Peduli dengan Agama- Agama di Luar Agama Mayoritas
Setelah pelantikannya sebagai menteri agama, pria yang pernah duduk di Komisi VIII yang membidangi masalah agama ini, termasuk menteri yang sangat concern dengan masih adanya diskriminasi terhadap kaum minoritas di negeri ini. Menurut pandangannya, Indonesia memang mengakui adanya enam agama, tapi pada kenyataannya, warga Indonesia memiliki keyakinan di luar agama keenam agama tersebut. Seperti contohnya Baha`i dan Taoisme. Pemerintah, lanjutnya, juga perlu melindungi warganya. Negara juga perlu legalitas apakah ini agama atau hanya sekumpulan orang atau paguyuban saja.Ini bertujuan untuk mencari jalan keluar agar tidak ada diskriminasi lagi.
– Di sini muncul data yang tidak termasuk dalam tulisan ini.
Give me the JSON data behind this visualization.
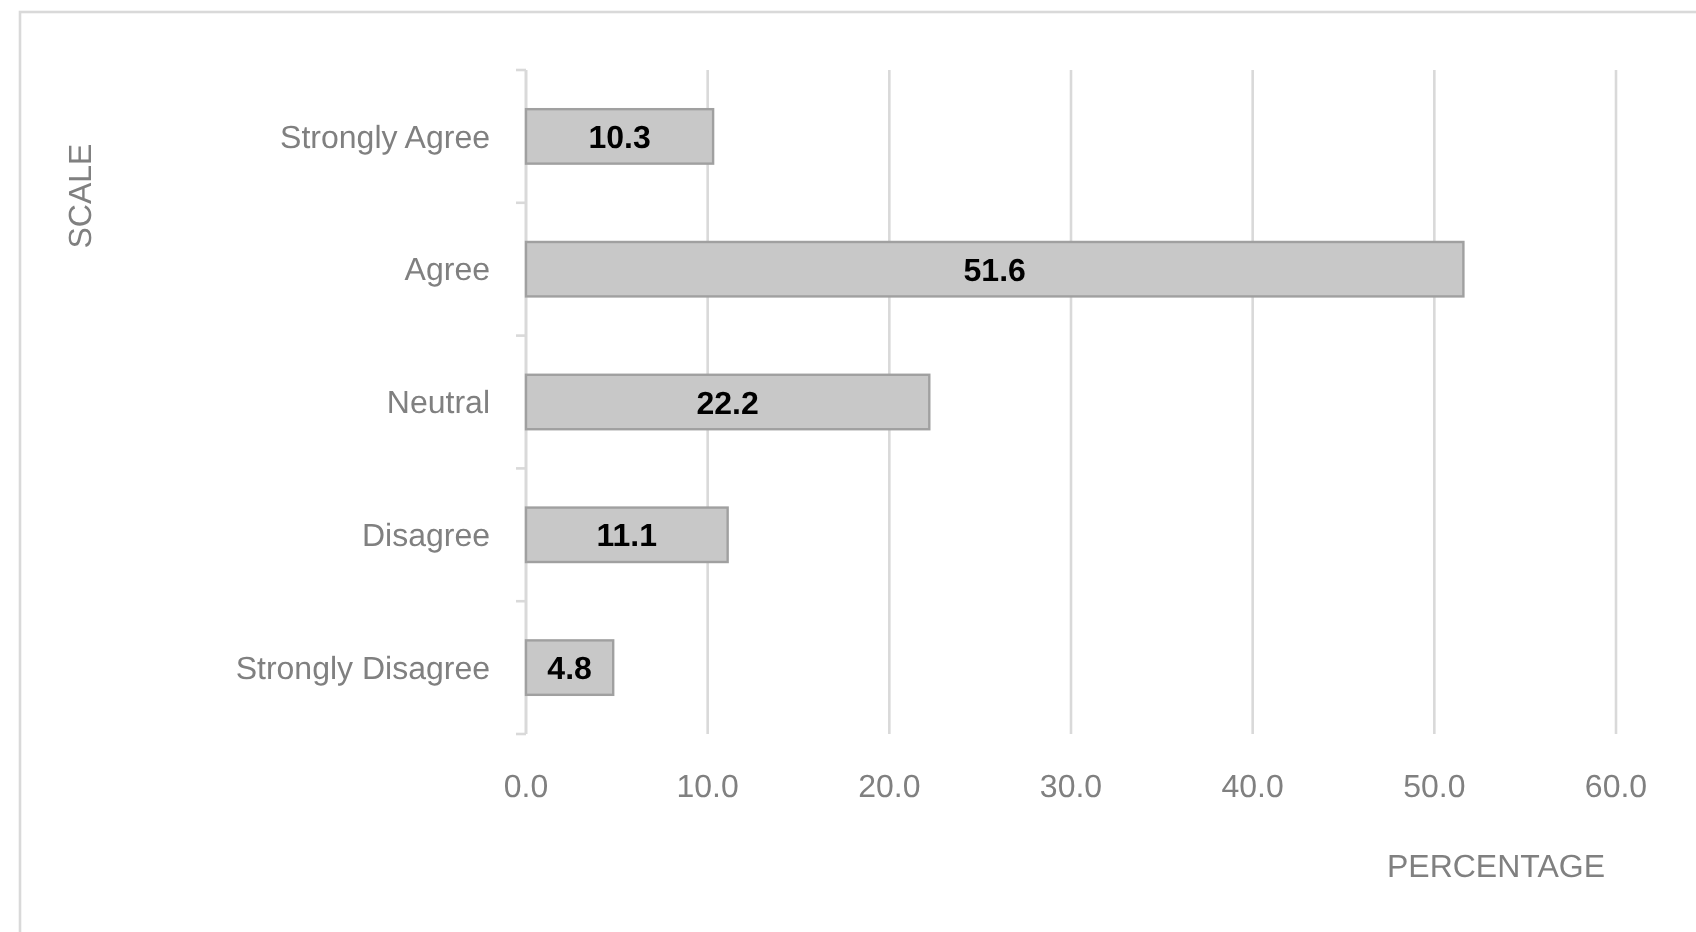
{
  "chart_data": {
    "type": "bar",
    "orientation": "horizontal",
    "categories": [
      "Strongly Agree",
      "Agree",
      "Neutral",
      "Disagree",
      "Strongly Disagree"
    ],
    "values": [
      10.3,
      51.6,
      22.2,
      11.1,
      4.8
    ],
    "color": "#c8c8c8",
    "xlim": [
      0,
      60
    ],
    "xticks": [
      {
        "value": 0,
        "label": "0.0"
      },
      {
        "value": 10,
        "label": "10.0"
      },
      {
        "value": 20,
        "label": "20.0"
      },
      {
        "value": 30,
        "label": "30.0"
      },
      {
        "value": 40,
        "label": "40.0"
      },
      {
        "value": 50,
        "label": "50.0"
      },
      {
        "value": 60,
        "label": "60.0"
      }
    ],
    "xlabel": "PERCENTAGE",
    "ylabel": "SCALE",
    "grid": "x",
    "data_labels": true
  }
}
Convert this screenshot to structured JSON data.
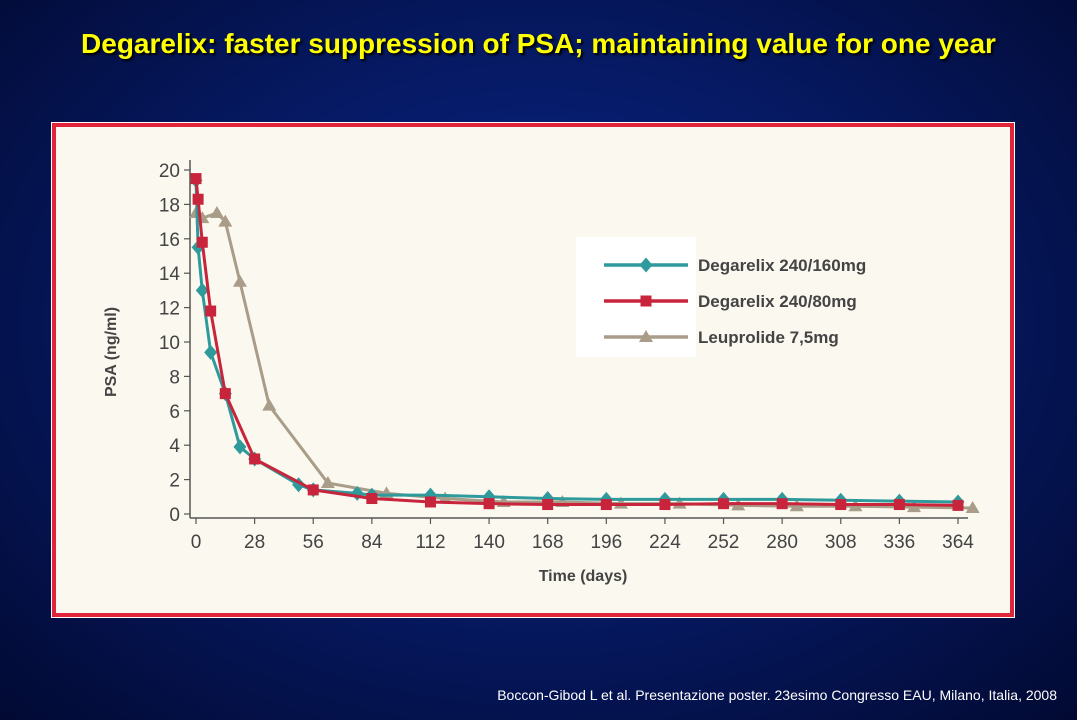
{
  "slide": {
    "title": "Degarelix: faster suppression of PSA; maintaining value for one year",
    "citation": "Boccon-Gibod L et al. Presentazione poster. 23esimo Congresso EAU, Milano, Italia, 2008"
  },
  "colors": {
    "background": "#061a66",
    "title": "#ffff00",
    "frame_border": "#e0253a",
    "plot_bg": "#fbf8ef"
  },
  "chart_data": {
    "type": "line",
    "title": "",
    "xlabel": "Time (days)",
    "ylabel": "PSA (ng/ml)",
    "xlim": [
      0,
      364
    ],
    "ylim": [
      0,
      20
    ],
    "xticks": [
      0,
      28,
      56,
      84,
      112,
      140,
      168,
      196,
      224,
      252,
      280,
      308,
      336,
      364
    ],
    "yticks": [
      0,
      2,
      4,
      6,
      8,
      10,
      12,
      14,
      16,
      18,
      20
    ],
    "grid": false,
    "legend_position": "center-right",
    "series": [
      {
        "name": "Degarelix 240/160mg",
        "color": "#2e9a9c",
        "marker": "diamond",
        "x": [
          0,
          1,
          3,
          7,
          14,
          21,
          28,
          49,
          56,
          77,
          84,
          112,
          140,
          168,
          196,
          224,
          252,
          280,
          308,
          336,
          364
        ],
        "y": [
          19.4,
          15.5,
          13.0,
          9.4,
          7.0,
          3.9,
          3.2,
          1.7,
          1.4,
          1.2,
          1.1,
          1.1,
          1.0,
          0.9,
          0.85,
          0.85,
          0.85,
          0.85,
          0.8,
          0.75,
          0.7
        ]
      },
      {
        "name": "Degarelix 240/80mg",
        "color": "#c8243c",
        "marker": "square",
        "x": [
          0,
          1,
          3,
          7,
          14,
          28,
          56,
          84,
          112,
          140,
          168,
          196,
          224,
          252,
          280,
          308,
          336,
          364
        ],
        "y": [
          19.5,
          18.3,
          15.8,
          11.8,
          7.0,
          3.2,
          1.4,
          0.9,
          0.7,
          0.6,
          0.55,
          0.55,
          0.55,
          0.6,
          0.6,
          0.55,
          0.55,
          0.5
        ]
      },
      {
        "name": "Leuprolide 7,5mg",
        "color": "#a99c88",
        "marker": "triangle",
        "x": [
          0,
          3,
          10,
          14,
          21,
          35,
          63,
          91,
          119,
          147,
          175,
          203,
          231,
          259,
          287,
          315,
          343,
          371
        ],
        "y": [
          17.5,
          17.2,
          17.5,
          17.0,
          13.5,
          6.3,
          1.8,
          1.2,
          0.9,
          0.7,
          0.7,
          0.6,
          0.6,
          0.5,
          0.45,
          0.45,
          0.4,
          0.35
        ]
      }
    ]
  }
}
Penganut agam di luar agama- agama yang diakui negara, akan tetap dibiarkan keberadaannya asalkan tidak melanggar UU Nomor 1/PNPS/1965 yang menyangkut penyalahgunaan dan atau penodaan agama. Baginya esensi semua agama itu bertemu dalam satu titik yakni memanusiakan manusia. Dia menegaskan bahwa semua pemeluk agama dijamin oleh konstitusi, tidak boleh adanya pemaksaan. (dw/MT)
SUMBER
Wawancara dengan bu nyai Farida pada tanggal 10 oktober 2014 jam 09:10 di dalem kasepuhan pondok pesantren Tebuireng Jombang dengan penulis.
Dewi Indasyah
Anggota Sanggar Kepoedang, Komunitas Penulis Muda Tebuireng
*Artikel ini pernah dimuat di Majalah Tebuireng edisi 35/November-Desember 2014, dimuat kembali untuk kepentingan pendidikan.